- Born: July 20, 1965 (age 61)
- Origin: London, United Kingdom
- Occupations: Composer, conductor
- Years active: 1985-present
- Website: www.michaelplowman.com

= Michael Richard Plowman =

Michael Richard Plowman (born July 20, 1965) is a British composer and conductor, based in London, UK, Los Angeles County, California, and Vancouver, British Columbia, Canada.
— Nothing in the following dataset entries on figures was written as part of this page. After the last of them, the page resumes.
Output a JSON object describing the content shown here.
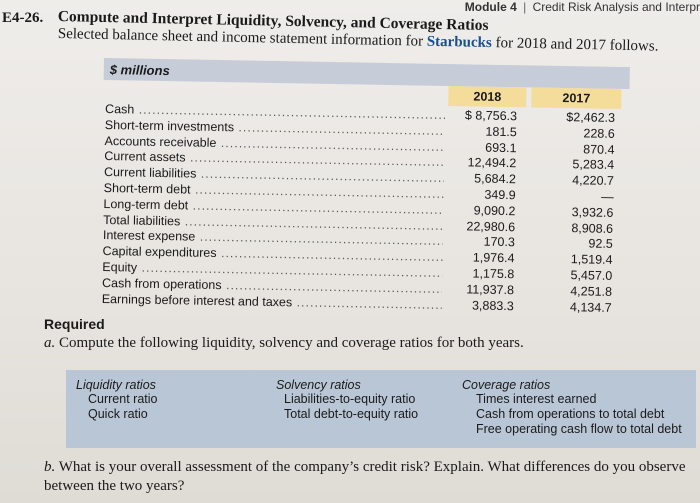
{
  "header": {
    "module": "Module 4",
    "separator": "|",
    "section": "Credit Risk Analysis and Interpr"
  },
  "exercise": {
    "number": "E4-26.",
    "title": "Compute and Interpret Liquidity, Solvency, and Coverage Ratios",
    "subtitle_prefix": "Selected balance sheet and income statement information for ",
    "company": "Starbucks",
    "subtitle_suffix": " for 2018 and 2017 follows."
  },
  "table": {
    "units": "$ millions",
    "col_2018": "2018",
    "col_2017": "2017",
    "rows": [
      {
        "label": "Cash",
        "v2018": "$ 8,756.3",
        "v2017": "$2,462.3"
      },
      {
        "label": "Short-term investments",
        "v2018": "181.5",
        "v2017": "228.6"
      },
      {
        "label": "Accounts receivable",
        "v2018": "693.1",
        "v2017": "870.4"
      },
      {
        "label": "Current assets",
        "v2018": "12,494.2",
        "v2017": "5,283.4"
      },
      {
        "label": "Current liabilities",
        "v2018": "5,684.2",
        "v2017": "4,220.7"
      },
      {
        "label": "Short-term debt",
        "v2018": "349.9",
        "v2017": "—"
      },
      {
        "label": "Long-term debt",
        "v2018": "9,090.2",
        "v2017": "3,932.6"
      },
      {
        "label": "Total liabilities",
        "v2018": "22,980.6",
        "v2017": "8,908.6"
      },
      {
        "label": "Interest expense",
        "v2018": "170.3",
        "v2017": "92.5"
      },
      {
        "label": "Capital expenditures",
        "v2018": "1,976.4",
        "v2017": "1,519.4"
      },
      {
        "label": "Equity",
        "v2018": "1,175.8",
        "v2017": "5,457.0"
      },
      {
        "label": "Cash from operations",
        "v2018": "11,937.8",
        "v2017": "4,251.8"
      },
      {
        "label": "Earnings before interest and taxes",
        "v2018": "3,883.3",
        "v2017": "4,134.7"
      }
    ]
  },
  "required": {
    "heading": "Required",
    "a_letter": "a.",
    "a_text": "Compute the following liquidity, solvency and coverage ratios for both years.",
    "b_letter": "b.",
    "b_text": "What is your overall assessment of the company’s credit risk? Explain. What differences do you observe between the two years?"
  },
  "ratios": {
    "liquidity": {
      "heading": "Liquidity ratios",
      "items": [
        "Current ratio",
        "Quick ratio"
      ]
    },
    "solvency": {
      "heading": "Solvency ratios",
      "items": [
        "Liabilities-to-equity ratio",
        "Total debt-to-equity ratio"
      ]
    },
    "coverage": {
      "heading": "Coverage ratios",
      "items": [
        "Times interest earned",
        "Cash from operations to total debt",
        "Free operating cash flow to total debt"
      ]
    }
  }
}
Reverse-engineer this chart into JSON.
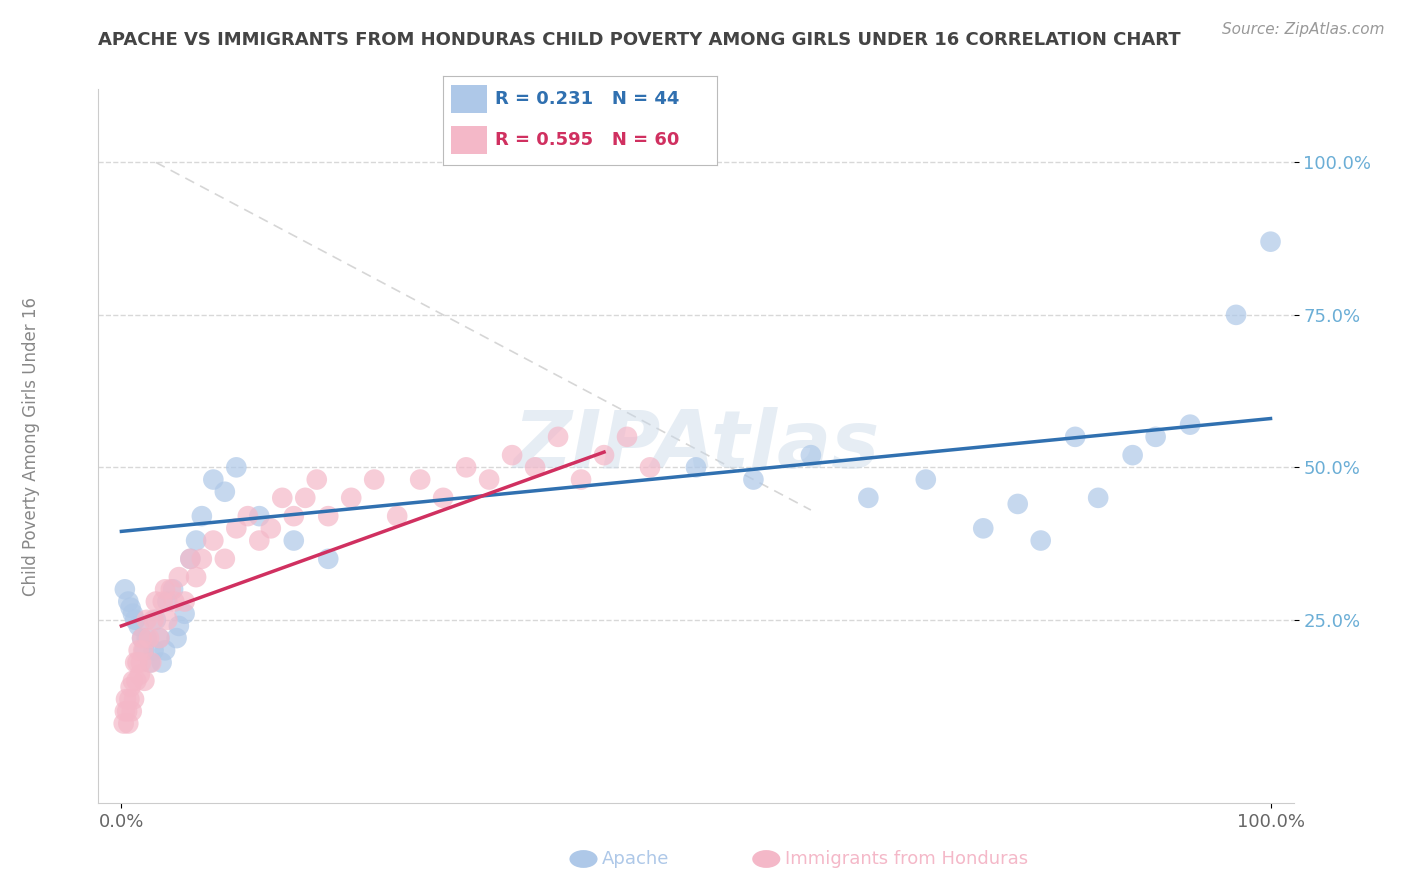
{
  "title": "APACHE VS IMMIGRANTS FROM HONDURAS CHILD POVERTY AMONG GIRLS UNDER 16 CORRELATION CHART",
  "source": "Source: ZipAtlas.com",
  "ylabel": "Child Poverty Among Girls Under 16",
  "xlim": [
    -0.02,
    1.02
  ],
  "ylim": [
    -0.05,
    1.12
  ],
  "x_tick_labels": [
    "0.0%",
    "100.0%"
  ],
  "x_tick_pos": [
    0.0,
    1.0
  ],
  "y_tick_labels": [
    "25.0%",
    "50.0%",
    "75.0%",
    "100.0%"
  ],
  "y_tick_values": [
    0.25,
    0.5,
    0.75,
    1.0
  ],
  "grid_color": "#d8d8d8",
  "background_color": "#ffffff",
  "watermark": "ZIPAtlas",
  "legend_R1": "R = 0.231",
  "legend_N1": "N = 44",
  "legend_R2": "R = 0.595",
  "legend_N2": "N = 60",
  "apache_color": "#aec8e8",
  "honduras_color": "#f4b8c8",
  "apache_line_color": "#3070b0",
  "honduras_line_color": "#d03060",
  "apache_scatter": {
    "x": [
      0.003,
      0.006,
      0.008,
      0.01,
      0.012,
      0.015,
      0.018,
      0.02,
      0.022,
      0.025,
      0.028,
      0.03,
      0.033,
      0.035,
      0.038,
      0.04,
      0.045,
      0.048,
      0.05,
      0.055,
      0.06,
      0.065,
      0.07,
      0.08,
      0.09,
      0.1,
      0.12,
      0.15,
      0.18,
      0.5,
      0.55,
      0.6,
      0.65,
      0.7,
      0.75,
      0.78,
      0.8,
      0.83,
      0.85,
      0.88,
      0.9,
      0.93,
      0.97,
      1.0
    ],
    "y": [
      0.3,
      0.28,
      0.27,
      0.26,
      0.25,
      0.24,
      0.22,
      0.2,
      0.22,
      0.18,
      0.2,
      0.25,
      0.22,
      0.18,
      0.2,
      0.28,
      0.3,
      0.22,
      0.24,
      0.26,
      0.35,
      0.38,
      0.42,
      0.48,
      0.46,
      0.5,
      0.42,
      0.38,
      0.35,
      0.5,
      0.48,
      0.52,
      0.45,
      0.48,
      0.4,
      0.44,
      0.38,
      0.55,
      0.45,
      0.52,
      0.55,
      0.57,
      0.75,
      0.87
    ]
  },
  "honduras_scatter": {
    "x": [
      0.002,
      0.003,
      0.004,
      0.005,
      0.006,
      0.007,
      0.008,
      0.009,
      0.01,
      0.011,
      0.012,
      0.013,
      0.014,
      0.015,
      0.016,
      0.017,
      0.018,
      0.019,
      0.02,
      0.022,
      0.024,
      0.026,
      0.028,
      0.03,
      0.033,
      0.036,
      0.038,
      0.04,
      0.043,
      0.046,
      0.05,
      0.055,
      0.06,
      0.065,
      0.07,
      0.08,
      0.09,
      0.1,
      0.11,
      0.12,
      0.13,
      0.14,
      0.15,
      0.16,
      0.17,
      0.18,
      0.2,
      0.22,
      0.24,
      0.26,
      0.28,
      0.3,
      0.32,
      0.34,
      0.36,
      0.38,
      0.4,
      0.42,
      0.44,
      0.46
    ],
    "y": [
      0.08,
      0.1,
      0.12,
      0.1,
      0.08,
      0.12,
      0.14,
      0.1,
      0.15,
      0.12,
      0.18,
      0.15,
      0.18,
      0.2,
      0.16,
      0.18,
      0.22,
      0.2,
      0.15,
      0.25,
      0.22,
      0.18,
      0.25,
      0.28,
      0.22,
      0.28,
      0.3,
      0.25,
      0.3,
      0.28,
      0.32,
      0.28,
      0.35,
      0.32,
      0.35,
      0.38,
      0.35,
      0.4,
      0.42,
      0.38,
      0.4,
      0.45,
      0.42,
      0.45,
      0.48,
      0.42,
      0.45,
      0.48,
      0.42,
      0.48,
      0.45,
      0.5,
      0.48,
      0.52,
      0.5,
      0.55,
      0.48,
      0.52,
      0.55,
      0.5
    ]
  },
  "apache_line": {
    "x0": 0.0,
    "x1": 1.0,
    "y0": 0.395,
    "y1": 0.58
  },
  "honduras_line": {
    "x0": 0.0,
    "x1": 0.42,
    "y0": 0.24,
    "y1": 0.525
  },
  "diagonal_line": {
    "x0": 0.03,
    "x1": 0.6,
    "y0": 1.0,
    "y1": 0.43
  }
}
==Early life and education==
Plowman was born in England, where he learned to play the trumpet at the early age of three. Plowman's interest in music quickly grew, as did his aspirations. He began teaching himself different orchestral instruments. Over the course of his schooling years, Plowman was a member of jazz and rock groups, playing gigs at local clubs, and at the age of 14, Plowman landed his first commercial television job. At the age of 16, he received a recording contract and produced his first album, The Now Sounds of Today.

==Career==

Working in film, television and games has given me the opportunity to explore many new musical styles and techniques. Every production is unique and providing an original score is essential.
— Michael Richard Plowman

Plowman continued his musical training at universities in Canada and the United States. He began conducting and touring worldwide with various orchestras and choirs, then moved into theater, and finally into composing music for films, television shows, and video games. Plowman has worked for Sony Pictures Television, the BBC, Cartoon Network, Warner Bros., 20th Century Fox, New Line Cinema, MTV, Nickelodeon, A&E, Discovery, and Animal Planet, to name a few. Plowman has over 500 credits to date in live-action, animation, film, concert works and video games, and continues to compose music.